Новые главные конструкторы, новые организации быстро вовлекались в нашу кипучую деятельность, соблазнившись увлекательной перспективой. Если не было доброй воли, действовала дипломатия Королева и только в крайних случаях принуждение сверху.
В те годы Королев не имел модного впоследствии звания Генерального конструктора. Он был главным среди остальных главных. Его авторитет держался не на звании и не на должности.
Начиная эру пилотируемого космоса, он обязан был, не разрушая старого Совета из шестерки главных, привлечь к работе с правом решающего голоса по крайней мере еще 15 человек, в том числе Келдыша, главных конструкторов новых систем, руководителей командно-измерительного комплекса, баллистических центров, Института авиационной медицины, командование Военно-Воздушных Сил.
Большая сложная система, которую теперь мы называем ракетно-космическим комплексом, нуждалась в своей космической системе управления. Главный конструктор первых систем управления ракетой Пилюгин в самом начале космической эры не проявил стремления возглавить создание такой системы.
Времени на поиски единого для всех систем управления нового главного не оставалось. Королев умудрился, никого не обижая, прибрать к рукам техническое руководство всем комплексом, распределив ответственность между своими непосредственными заместителями, каждый из которых взаимодействовал со своими «смежными» главными конструкторами.

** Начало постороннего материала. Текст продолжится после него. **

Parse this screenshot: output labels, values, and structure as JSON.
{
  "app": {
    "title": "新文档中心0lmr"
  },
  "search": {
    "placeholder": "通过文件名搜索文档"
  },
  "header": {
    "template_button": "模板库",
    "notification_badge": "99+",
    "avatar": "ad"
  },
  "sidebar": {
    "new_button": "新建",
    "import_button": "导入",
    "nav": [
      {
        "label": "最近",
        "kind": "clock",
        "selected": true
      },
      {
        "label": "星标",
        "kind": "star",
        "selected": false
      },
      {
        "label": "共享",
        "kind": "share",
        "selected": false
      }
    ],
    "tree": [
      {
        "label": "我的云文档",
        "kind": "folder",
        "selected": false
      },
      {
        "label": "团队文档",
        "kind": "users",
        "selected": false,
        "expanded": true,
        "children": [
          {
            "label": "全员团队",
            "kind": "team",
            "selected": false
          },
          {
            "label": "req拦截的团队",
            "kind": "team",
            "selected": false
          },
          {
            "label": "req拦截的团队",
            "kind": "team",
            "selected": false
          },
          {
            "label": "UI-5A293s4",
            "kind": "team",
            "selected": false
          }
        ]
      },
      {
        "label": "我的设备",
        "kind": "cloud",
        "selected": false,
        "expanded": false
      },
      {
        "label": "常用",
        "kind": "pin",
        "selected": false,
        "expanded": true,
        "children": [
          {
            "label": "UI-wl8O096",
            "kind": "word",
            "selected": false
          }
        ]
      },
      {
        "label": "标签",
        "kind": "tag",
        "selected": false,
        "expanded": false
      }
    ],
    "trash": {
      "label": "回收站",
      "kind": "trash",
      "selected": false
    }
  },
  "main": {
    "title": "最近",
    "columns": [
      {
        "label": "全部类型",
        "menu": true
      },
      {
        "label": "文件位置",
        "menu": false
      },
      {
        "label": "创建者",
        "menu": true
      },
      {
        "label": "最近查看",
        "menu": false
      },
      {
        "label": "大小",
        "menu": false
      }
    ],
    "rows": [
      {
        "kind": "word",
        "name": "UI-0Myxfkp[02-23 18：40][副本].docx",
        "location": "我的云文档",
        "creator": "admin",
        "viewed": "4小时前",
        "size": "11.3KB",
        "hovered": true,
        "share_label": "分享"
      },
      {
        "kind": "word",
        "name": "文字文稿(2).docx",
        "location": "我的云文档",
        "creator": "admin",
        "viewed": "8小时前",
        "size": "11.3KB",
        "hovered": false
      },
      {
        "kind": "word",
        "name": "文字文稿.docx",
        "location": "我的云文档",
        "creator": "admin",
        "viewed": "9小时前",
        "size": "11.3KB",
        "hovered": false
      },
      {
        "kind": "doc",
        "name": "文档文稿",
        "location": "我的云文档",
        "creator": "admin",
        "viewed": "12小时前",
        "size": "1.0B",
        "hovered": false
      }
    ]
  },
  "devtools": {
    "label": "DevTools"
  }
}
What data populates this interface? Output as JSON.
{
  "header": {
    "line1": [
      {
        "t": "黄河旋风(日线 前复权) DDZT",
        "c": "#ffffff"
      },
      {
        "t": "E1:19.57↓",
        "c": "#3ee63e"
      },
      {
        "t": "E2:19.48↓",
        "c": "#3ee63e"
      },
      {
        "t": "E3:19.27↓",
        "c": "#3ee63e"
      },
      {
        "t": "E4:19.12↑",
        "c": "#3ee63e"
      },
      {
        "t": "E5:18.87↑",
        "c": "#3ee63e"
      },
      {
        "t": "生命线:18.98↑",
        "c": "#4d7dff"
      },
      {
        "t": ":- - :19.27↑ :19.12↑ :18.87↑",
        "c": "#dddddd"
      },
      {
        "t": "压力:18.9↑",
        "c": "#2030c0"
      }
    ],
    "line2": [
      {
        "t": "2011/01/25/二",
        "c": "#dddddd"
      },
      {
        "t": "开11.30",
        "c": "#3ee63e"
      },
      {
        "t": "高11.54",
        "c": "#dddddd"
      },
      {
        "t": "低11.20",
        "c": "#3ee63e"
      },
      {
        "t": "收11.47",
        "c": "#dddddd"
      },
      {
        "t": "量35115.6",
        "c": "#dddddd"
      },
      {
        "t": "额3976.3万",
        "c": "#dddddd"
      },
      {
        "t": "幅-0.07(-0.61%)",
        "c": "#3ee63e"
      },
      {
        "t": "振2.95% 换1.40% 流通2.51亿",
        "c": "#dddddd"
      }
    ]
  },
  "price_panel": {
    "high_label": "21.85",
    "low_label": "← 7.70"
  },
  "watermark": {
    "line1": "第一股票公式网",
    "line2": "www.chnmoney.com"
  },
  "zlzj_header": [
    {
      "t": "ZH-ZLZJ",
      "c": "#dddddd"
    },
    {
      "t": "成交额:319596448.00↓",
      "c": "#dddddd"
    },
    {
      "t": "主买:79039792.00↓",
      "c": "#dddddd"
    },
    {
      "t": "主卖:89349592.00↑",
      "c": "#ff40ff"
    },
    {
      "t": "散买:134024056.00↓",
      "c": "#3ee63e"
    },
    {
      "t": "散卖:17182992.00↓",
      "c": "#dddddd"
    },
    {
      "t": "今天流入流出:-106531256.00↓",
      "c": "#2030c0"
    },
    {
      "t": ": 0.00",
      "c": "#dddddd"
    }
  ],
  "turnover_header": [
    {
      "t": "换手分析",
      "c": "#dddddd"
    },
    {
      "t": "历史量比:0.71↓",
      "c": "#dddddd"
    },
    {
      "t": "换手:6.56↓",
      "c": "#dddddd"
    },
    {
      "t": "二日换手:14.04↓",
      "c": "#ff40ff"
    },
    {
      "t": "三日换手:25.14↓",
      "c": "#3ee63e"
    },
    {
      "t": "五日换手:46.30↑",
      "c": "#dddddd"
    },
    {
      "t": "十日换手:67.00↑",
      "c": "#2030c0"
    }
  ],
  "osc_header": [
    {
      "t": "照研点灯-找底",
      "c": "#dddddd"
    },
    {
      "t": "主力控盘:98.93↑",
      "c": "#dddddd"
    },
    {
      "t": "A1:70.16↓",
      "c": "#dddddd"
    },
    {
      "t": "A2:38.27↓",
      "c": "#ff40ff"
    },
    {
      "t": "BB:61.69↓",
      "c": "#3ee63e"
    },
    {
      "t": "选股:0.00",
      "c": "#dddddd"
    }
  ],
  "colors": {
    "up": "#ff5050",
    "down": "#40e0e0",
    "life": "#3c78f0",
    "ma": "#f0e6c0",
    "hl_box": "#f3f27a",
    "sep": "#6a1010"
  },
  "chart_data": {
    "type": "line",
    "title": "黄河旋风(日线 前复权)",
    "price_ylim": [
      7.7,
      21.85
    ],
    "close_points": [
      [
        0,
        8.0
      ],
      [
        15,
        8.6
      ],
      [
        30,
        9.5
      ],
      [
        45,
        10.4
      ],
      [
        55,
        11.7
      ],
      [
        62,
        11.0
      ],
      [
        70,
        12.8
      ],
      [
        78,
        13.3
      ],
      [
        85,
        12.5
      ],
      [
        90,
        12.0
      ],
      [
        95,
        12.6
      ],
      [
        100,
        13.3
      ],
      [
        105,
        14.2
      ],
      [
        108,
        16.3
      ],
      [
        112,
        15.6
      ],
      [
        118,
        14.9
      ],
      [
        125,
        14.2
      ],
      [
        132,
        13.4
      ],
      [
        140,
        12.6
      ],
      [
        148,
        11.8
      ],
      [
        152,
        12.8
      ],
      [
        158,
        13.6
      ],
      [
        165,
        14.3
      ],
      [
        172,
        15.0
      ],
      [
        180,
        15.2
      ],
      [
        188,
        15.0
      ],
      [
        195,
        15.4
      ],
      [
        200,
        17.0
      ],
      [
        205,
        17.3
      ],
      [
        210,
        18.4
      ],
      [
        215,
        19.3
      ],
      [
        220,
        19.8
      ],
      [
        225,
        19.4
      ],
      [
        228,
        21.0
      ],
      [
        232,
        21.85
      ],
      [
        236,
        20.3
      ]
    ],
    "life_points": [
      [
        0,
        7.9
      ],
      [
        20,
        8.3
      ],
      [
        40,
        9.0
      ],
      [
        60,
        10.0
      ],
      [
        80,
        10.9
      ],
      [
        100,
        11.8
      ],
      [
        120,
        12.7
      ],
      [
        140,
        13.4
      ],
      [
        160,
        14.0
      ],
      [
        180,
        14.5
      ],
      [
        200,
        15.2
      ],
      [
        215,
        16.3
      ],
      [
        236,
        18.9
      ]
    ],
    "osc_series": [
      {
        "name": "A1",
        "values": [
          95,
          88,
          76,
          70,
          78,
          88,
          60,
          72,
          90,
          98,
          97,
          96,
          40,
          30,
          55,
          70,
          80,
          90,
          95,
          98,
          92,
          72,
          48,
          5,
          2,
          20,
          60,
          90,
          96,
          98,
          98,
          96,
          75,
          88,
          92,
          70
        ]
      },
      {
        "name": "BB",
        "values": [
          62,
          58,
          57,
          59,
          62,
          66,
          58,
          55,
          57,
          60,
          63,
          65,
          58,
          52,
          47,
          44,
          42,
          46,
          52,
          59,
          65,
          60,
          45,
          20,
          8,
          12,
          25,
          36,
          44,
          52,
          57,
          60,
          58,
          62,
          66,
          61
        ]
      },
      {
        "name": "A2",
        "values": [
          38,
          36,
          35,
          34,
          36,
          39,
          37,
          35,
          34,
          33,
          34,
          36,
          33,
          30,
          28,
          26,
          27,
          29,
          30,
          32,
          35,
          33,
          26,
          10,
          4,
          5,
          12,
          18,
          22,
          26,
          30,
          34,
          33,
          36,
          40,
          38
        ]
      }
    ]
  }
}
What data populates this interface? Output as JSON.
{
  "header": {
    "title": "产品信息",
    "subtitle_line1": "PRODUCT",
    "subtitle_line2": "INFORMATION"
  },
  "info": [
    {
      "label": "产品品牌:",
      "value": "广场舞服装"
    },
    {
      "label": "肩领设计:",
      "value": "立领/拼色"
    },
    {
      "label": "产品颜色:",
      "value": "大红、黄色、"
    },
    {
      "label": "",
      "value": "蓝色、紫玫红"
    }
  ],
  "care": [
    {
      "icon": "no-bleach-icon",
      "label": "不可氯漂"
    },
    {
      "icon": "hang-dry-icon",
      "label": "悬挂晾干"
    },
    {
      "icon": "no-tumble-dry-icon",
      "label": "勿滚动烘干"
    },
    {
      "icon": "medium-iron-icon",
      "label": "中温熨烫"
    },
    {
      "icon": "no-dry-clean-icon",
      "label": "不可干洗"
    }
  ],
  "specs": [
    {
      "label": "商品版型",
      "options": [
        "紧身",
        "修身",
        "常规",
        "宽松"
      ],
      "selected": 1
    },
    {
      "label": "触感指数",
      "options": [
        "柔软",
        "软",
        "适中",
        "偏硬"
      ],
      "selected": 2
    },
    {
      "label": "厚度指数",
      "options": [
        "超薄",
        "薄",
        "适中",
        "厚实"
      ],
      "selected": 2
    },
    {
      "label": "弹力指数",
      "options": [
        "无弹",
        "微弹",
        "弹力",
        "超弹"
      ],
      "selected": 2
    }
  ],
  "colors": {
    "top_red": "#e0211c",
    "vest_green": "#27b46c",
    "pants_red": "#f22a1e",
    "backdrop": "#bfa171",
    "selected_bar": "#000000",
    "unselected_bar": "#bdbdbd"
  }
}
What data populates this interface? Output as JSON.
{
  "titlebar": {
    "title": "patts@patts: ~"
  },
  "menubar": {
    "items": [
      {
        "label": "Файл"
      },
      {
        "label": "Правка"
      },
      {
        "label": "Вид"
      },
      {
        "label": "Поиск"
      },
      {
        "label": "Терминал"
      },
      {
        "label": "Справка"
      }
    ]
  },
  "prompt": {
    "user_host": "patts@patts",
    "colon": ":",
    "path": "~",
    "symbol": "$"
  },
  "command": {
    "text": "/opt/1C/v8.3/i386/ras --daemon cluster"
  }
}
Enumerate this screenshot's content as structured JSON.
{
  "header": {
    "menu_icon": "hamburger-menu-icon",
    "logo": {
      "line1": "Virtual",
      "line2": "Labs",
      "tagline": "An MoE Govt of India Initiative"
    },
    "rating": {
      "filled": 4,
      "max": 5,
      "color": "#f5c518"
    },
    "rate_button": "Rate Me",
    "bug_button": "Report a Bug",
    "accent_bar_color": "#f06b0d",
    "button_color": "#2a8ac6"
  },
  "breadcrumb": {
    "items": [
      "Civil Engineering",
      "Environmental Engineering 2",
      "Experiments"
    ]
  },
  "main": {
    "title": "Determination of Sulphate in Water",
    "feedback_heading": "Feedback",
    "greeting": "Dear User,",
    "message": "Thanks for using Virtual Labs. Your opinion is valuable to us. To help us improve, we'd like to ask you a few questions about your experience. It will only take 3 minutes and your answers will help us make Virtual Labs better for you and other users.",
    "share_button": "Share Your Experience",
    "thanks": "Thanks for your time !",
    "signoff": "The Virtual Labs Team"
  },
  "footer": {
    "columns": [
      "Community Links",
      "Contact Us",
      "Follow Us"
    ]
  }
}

Бушуев, Тихонравов, Феоктистов, руководившие проектированием всех космических аппаратов, теперь отвечали не только за себя. Они формировали требования к системам ТДУ, обеспечения жизнедеятельности, приземления, медицинского контроля и даже питания в космосе. Непосредственную ответственность за разработку каждой из этих систем несли главные конструкторы других организаций.
По системам управления космическими аппаратами «на стороне» нового главного не нашлось.
Отказ Пилюгина от разработки систем управления космическими аппаратами не испугал Королева. Он понимал, что на первом этапе надо иметь в прямом подчинении весь комплекс проблем управления космическим полетом. Королев производит меня вслед за Мишиным в первые заместители и поручает координировать работы по всему комплексу проблем управления новыми космическими аппаратами, включая и все радиотехнические проблемы.
Разработка систем своими силами и координация работ других главных тесно переплетались. Трудно было определить, чему следует уделять больше внимания.
Объединение с ЦНИИ-58 и перевод из НИИ-1 коллектива Раушенбаха настолько усилили потенциальные возможности ОКБ-1, что мы не дрогнули, не испугались новых сверхсложных задач.
Во вновь организованных отделах молодые инженеры принимали на себя ответственность за создание новых систем со смелостью и энтузиазмом, которые объяснялись еще и непониманием степени риска. Впрочем, это свойственно всем пионерам и первопроходцам. Если бы каждый из них знал, что его ждет впереди, возможно, не было бы многих открытий.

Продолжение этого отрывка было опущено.